In a speech at Tehran's Azadi square, President Hassan Rouhani dismissed U.S. efforts to isolate Iran, saying U.S. sanctions could not break the Islamic Republic.

"We will not let America become victorious – Iranian people have and will have some economic difficulties, but we will overcome the problems by helping each other," he said in a speech.

Iranians carried cardboard cutouts of dogs. One had the face of Trump and the other the face of Israeli Prime Minister Benjamin Netanyahu.

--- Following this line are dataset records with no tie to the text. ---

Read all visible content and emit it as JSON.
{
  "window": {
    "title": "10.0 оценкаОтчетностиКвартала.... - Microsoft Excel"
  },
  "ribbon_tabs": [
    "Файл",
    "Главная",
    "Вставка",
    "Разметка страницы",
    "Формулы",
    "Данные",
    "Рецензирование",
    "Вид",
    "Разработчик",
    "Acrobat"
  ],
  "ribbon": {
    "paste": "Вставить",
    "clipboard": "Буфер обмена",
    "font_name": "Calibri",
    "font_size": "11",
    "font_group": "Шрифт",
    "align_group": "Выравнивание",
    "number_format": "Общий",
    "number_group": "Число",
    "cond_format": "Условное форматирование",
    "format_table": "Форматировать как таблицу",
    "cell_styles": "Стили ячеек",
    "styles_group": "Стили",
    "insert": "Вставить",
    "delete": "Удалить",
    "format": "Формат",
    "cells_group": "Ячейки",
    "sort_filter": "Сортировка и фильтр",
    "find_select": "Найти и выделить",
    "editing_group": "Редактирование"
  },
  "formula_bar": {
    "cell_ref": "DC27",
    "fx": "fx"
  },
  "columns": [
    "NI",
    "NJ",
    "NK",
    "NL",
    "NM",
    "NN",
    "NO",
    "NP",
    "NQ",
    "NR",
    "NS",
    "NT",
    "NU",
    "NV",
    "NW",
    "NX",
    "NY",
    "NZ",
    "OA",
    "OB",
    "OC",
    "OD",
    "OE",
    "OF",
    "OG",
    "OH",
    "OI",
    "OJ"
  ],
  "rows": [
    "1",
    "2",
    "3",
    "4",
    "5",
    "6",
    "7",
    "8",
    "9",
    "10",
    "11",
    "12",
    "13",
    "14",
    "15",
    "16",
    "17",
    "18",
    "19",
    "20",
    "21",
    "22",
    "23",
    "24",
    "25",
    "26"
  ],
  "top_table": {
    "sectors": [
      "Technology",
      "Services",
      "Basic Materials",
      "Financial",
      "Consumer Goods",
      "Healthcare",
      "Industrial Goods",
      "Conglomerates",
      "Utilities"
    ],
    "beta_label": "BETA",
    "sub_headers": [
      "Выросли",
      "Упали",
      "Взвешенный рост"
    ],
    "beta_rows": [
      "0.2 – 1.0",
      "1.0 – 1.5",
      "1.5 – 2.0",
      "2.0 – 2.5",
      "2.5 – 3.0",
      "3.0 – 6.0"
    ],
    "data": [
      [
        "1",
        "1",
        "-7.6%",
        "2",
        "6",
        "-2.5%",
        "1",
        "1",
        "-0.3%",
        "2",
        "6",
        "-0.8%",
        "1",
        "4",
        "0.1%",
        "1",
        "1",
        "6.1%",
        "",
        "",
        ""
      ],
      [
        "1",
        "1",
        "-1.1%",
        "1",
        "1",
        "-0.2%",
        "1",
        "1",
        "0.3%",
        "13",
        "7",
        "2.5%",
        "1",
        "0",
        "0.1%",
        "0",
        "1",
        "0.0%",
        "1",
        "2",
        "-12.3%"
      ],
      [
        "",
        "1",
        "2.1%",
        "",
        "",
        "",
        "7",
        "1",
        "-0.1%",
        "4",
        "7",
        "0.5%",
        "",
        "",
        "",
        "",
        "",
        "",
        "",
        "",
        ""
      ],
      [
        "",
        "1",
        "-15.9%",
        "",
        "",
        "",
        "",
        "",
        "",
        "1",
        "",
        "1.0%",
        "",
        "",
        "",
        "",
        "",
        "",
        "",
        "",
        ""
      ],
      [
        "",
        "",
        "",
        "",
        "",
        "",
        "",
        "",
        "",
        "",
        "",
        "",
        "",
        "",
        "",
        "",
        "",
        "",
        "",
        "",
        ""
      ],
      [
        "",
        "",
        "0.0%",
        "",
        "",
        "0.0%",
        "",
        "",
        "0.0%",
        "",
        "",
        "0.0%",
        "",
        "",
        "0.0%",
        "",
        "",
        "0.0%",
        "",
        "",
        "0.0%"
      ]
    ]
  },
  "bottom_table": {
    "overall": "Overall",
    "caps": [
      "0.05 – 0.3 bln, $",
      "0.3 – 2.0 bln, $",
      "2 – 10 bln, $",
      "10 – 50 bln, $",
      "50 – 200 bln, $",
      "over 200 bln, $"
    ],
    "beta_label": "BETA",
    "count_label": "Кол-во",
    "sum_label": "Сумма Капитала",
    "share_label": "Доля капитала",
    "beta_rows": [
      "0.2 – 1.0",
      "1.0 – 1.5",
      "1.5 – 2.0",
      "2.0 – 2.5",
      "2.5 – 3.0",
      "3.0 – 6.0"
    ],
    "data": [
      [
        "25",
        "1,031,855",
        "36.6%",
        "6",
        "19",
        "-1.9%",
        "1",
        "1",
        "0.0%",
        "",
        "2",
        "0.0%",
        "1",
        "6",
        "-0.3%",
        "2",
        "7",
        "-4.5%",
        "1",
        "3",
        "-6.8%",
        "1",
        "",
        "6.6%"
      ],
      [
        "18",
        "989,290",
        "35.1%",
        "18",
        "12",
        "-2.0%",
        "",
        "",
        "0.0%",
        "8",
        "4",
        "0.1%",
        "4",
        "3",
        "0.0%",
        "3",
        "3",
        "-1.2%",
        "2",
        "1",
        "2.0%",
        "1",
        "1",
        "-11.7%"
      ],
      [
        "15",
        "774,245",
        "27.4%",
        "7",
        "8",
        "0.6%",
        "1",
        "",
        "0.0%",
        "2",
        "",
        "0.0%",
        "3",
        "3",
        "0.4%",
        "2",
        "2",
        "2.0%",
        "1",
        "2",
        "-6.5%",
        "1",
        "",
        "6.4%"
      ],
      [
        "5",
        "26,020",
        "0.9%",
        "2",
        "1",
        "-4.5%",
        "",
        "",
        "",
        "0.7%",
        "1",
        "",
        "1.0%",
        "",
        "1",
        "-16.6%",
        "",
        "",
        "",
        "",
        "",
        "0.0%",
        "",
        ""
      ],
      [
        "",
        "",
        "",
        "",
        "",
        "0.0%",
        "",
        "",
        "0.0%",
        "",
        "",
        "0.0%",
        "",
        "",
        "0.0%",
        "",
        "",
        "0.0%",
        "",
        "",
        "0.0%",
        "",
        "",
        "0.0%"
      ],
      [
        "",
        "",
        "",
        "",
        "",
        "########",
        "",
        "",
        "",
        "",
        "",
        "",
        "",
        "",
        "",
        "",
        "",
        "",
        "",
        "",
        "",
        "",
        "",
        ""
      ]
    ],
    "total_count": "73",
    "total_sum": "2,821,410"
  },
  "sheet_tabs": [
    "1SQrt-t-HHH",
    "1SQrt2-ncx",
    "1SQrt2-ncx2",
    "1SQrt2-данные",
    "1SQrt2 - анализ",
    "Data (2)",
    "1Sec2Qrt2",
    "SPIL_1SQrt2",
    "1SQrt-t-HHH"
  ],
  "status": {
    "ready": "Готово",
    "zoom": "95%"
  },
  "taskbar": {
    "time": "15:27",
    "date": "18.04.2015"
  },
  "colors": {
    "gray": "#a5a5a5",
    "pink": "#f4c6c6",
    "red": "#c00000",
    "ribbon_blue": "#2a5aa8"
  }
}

Regional influence has increased

The United States and its Arab allies have viewed Iran with great suspicion since the Islamic Revolution swept the Shah from power in 1979, fearing Khomeini's radical ideology would inspire Islamic militants across the Middle East.

Today, Iran enjoys influence through proxies in Iraq, Syria, Lebanon and Yemen, raising concerns in Sunni Saudi Arabia, which accuses its rival of trying to dominate the Middle East. Tehran denies the allegations.

"The world saw when Iran decided to help people of Syria, Iraq, Lebanon, Palestine and Yemen, they achieved victory. The enemies are now confessing to their defeat," said Rouhani.

Iranians march towards Azadi Square during Monday's rally. (Atta Kenare/AFP/Getty Images)

A senior commander in Iran's Revolutionary Guards said Tehran would not withdraw its forces from the region, dismissing U.S. calls that Iranian regional influence should be curbed.

"The enemy cannot ask us to leave the region. They must leave the region," said Brig.-Gen. Hossein Salami, deputy head of Iran's Revolutionary Guards. "We will help any Muslim anywhere in the world."

Iran was determined to expand its military power and ballistic missile program despite mounting pressure from hostile countries to curb Iran's defensive work, state TV reported Rouhani as saying.

Soldiers, students, clerics and black-clad women holding small children flocked to the streets of cities and towns, many carrying portraits of Khomeini and Iran's current supreme leader, Ayatollah Ali Khamenei.